Best Fishing on Caye Caulker is at the fishermans coop (just south of the lagoon side warf). When they clean conchs and lobsters there in the afternoons hundreds of bonefish cruise the dock. Bigger fish than on the flats, many in the 4-5# range. Usual flies. The guys there really appreciate a Belikin. Haywood Curry did a good job for us, working very hard. Told us the first day the bottom was too soft to wade. It isn't. Did much better with their spooky bones and permit on foot. Needed long leaders though. Most fun was the barracuda.


----------



## RUFcaptain

4-5 wt is way to light for bonefish in Belize, take an 8 wt and you'll be fine, a good reel with lots of backing helps too. Not that you can't catch a fish that size on a 5 wt, it's the wind and casting distance required that will over power the rod. I would suggest a bonefish taper floating line, take good leaders , the water is gin clear and the fish are very skittish.


----------



## KilgoreTrout

*Belize Success*

Hopefully it isn't too late to visit an old thread...

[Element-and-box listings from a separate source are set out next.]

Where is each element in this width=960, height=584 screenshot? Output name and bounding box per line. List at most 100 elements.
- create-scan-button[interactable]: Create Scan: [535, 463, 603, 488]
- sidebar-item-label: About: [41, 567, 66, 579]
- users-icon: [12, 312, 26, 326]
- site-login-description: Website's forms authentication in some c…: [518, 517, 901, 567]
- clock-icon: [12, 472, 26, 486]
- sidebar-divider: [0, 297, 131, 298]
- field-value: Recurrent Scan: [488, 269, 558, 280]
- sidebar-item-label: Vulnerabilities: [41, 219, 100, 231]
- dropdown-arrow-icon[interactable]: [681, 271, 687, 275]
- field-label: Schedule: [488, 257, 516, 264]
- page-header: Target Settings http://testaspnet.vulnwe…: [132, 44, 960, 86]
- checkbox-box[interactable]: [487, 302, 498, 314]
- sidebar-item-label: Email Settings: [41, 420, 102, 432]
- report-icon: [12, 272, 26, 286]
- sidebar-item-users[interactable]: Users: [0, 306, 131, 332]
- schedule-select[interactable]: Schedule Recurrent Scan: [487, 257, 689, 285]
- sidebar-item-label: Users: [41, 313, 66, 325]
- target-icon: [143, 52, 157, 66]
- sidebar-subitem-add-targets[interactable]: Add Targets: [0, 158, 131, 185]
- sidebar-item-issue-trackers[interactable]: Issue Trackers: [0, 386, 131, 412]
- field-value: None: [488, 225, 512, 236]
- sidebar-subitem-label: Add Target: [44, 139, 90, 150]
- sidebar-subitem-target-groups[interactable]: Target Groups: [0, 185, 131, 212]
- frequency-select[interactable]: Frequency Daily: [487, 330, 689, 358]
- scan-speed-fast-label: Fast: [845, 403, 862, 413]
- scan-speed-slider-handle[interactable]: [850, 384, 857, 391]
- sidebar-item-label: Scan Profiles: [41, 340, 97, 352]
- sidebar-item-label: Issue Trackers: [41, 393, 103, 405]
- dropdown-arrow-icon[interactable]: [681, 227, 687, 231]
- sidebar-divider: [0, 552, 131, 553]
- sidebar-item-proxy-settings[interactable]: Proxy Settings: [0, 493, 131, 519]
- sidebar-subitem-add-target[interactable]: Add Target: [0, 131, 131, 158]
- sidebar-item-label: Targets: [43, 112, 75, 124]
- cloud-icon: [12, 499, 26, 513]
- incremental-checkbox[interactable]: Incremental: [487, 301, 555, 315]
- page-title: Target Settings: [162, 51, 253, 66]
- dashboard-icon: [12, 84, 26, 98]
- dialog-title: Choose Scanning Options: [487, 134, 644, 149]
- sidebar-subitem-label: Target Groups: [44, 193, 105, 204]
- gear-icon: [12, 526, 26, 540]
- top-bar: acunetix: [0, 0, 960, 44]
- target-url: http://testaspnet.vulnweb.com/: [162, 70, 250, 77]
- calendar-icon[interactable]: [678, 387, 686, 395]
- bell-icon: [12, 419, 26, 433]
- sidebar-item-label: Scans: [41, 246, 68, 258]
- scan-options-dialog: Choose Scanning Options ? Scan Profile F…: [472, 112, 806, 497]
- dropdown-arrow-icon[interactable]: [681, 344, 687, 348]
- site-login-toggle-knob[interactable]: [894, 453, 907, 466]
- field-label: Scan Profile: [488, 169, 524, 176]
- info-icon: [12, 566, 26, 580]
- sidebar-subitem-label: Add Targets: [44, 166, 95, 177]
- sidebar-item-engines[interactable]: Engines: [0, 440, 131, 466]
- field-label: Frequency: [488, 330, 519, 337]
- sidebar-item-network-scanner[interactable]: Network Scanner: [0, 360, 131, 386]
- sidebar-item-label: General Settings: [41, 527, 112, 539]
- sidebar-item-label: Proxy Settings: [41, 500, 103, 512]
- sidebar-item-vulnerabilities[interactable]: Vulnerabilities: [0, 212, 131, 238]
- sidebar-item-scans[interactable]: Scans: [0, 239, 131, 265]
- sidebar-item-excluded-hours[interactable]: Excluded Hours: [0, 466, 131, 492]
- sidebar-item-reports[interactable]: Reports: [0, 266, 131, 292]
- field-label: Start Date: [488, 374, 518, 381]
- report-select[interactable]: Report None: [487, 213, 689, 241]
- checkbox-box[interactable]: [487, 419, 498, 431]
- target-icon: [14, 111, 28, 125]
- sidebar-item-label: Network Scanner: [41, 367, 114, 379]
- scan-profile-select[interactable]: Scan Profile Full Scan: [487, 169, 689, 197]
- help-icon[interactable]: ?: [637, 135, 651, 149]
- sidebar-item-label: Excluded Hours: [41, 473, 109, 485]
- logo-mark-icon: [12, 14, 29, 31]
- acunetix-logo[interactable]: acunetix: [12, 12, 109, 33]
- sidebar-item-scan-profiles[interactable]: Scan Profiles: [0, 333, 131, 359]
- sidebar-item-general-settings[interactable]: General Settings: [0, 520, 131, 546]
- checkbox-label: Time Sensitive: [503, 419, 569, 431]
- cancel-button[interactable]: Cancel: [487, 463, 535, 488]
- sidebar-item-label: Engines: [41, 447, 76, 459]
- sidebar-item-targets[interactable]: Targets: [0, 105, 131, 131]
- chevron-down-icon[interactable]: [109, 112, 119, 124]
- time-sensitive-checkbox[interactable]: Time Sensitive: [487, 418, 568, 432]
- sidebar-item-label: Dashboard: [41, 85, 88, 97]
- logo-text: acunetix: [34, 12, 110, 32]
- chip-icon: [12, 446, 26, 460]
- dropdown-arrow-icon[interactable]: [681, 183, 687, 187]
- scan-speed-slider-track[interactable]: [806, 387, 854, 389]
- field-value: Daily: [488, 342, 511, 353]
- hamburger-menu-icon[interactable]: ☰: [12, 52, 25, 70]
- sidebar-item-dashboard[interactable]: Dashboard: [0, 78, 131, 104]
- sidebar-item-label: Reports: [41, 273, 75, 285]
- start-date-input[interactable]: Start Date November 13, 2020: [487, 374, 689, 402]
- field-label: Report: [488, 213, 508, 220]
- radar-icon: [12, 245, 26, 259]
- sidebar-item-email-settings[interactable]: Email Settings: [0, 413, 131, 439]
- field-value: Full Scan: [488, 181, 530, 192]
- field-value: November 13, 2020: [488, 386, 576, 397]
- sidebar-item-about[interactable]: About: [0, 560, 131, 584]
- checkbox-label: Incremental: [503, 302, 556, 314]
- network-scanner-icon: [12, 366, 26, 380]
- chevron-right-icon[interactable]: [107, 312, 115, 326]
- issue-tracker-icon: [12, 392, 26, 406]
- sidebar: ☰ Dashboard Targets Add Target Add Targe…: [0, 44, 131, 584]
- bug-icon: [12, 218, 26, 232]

Last summer we were discussing different options for bonefishing in Belize and I was able to get set up with Tres Pescados for a day trip. Finally getting around to posting my account of our trip. We were there the last week in May and had some pretty consistent wind and partially cloudy skies the day my then girlfriend, Carli went out. We started the day by cruising flats for bonefish in gin clear water. I clearly was out of practice. After having a couple of follows with no takes and lining a couple groups of them we moved to the leeward side of San Pedro. A little deeper water and more practice proved to be the trick . I hooked and landed my first bonefish using their 8 weight rod. (I left my 4/5 at the hotel due to the wind.) After that we ventured into the mangroves where we hooked a larger barracuda but could not get him in.

After a beach-side lunch we ventured into a back lake and had juvenile tarpon circling around us off and on for 2 hours. I was able to hook 4 but unable to land any. Still a fun experience. (Need practice)

Overall, it was a great day with very helpful guides and my better half along with me. Highly recommend this trip to anybody.

Tight lines.

JMK


----------